= Lesley Wyborn =

Australian geoscientist and geoinformatics specialist

Lesley Wyborn is an Australian geoscientist and geoinformatics specialist, with a focus in high performance computing for geography and online analytics. She is an Adjunct Fellow at the Australian National University.

== Early life and education ==
Lesley graduated from the University of Sydney in 1972 with a Bachelor of Science in geology with 1st class honours. In 1973, she completed a Diploma of Education in Science and Mathematics at the University of Canberra. In 1978, she went on to complete a Doctor of Philosophy in geology and geochemistry at the Australian National University.

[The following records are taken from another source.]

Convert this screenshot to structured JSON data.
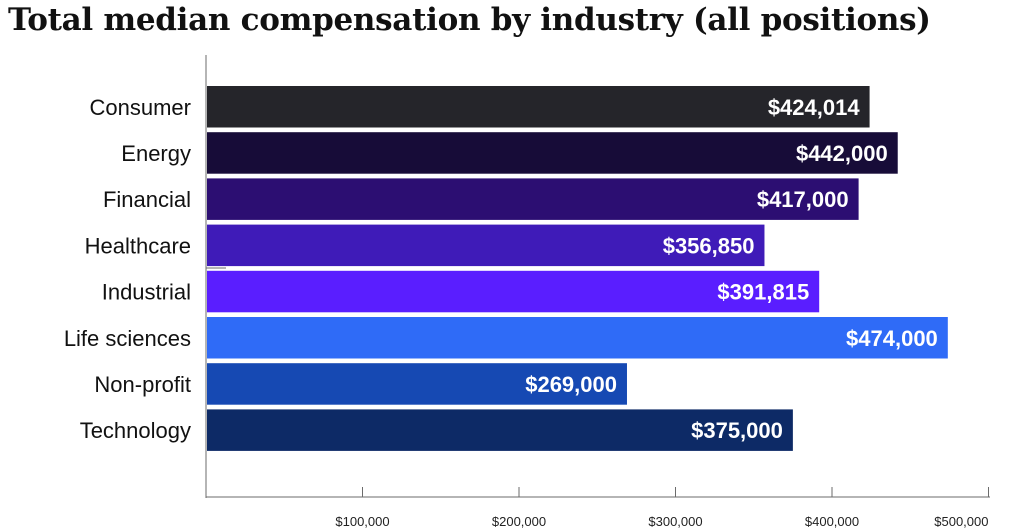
{
  "chart_data": {
    "type": "bar",
    "orientation": "horizontal",
    "title": "Total median compensation by industry (all positions)",
    "categories": [
      "Consumer",
      "Energy",
      "Financial",
      "Healthcare",
      "Industrial",
      "Life sciences",
      "Non-profit",
      "Technology"
    ],
    "values": [
      424014,
      442000,
      417000,
      356850,
      391815,
      474000,
      269000,
      375000
    ],
    "value_labels": [
      "$424,014",
      "$442,000",
      "$417,000",
      "$356,850",
      "$391,815",
      "$474,000",
      "$269,000",
      "$375,000"
    ],
    "bar_colors": [
      "#25252a",
      "#170c38",
      "#2c0e72",
      "#3f1bb8",
      "#5a1eff",
      "#2f6bf7",
      "#1649b3",
      "#0d2a66"
    ],
    "xlim": [
      0,
      500000
    ],
    "xticks": [
      100000,
      200000,
      300000,
      400000,
      500000
    ],
    "xtick_labels": [
      "$100,000",
      "$200,000",
      "$300,000",
      "$400,000",
      "$500,000"
    ],
    "xlabel": "",
    "ylabel": "",
    "grid": false,
    "legend": "none"
  }
}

== Research and contributions ==
Wyborn has over 42 years in geoscience research and geoinformatics. She began her research career in geochemistry, focusing primarily on the geochemistry of granites, ore deposits and regional alteration systems. She began using computers in her research in 1994. She determined the essential parts of different Australian mineral systems and computationally modeled these parts to understand why ore deposits form in certain places.

Wyborn has played a major role in allowing geoscientists to use computers in research. She made contributions to the development of the Geoscience Markup Language (GeoSciML), which allows access to freely available geoscience data. She also led the development of the Open Geospatial Consortium She was the co-developer of the Australian Virtual Geophysics laboratory, which she worked on from 2012 to 2013.

Lesley's current research involves developing the NCI National Environmental Research Data Interoperability Platform (NERDIP) and the NeCTAR Virtual Geophysics Laboratory (VGL).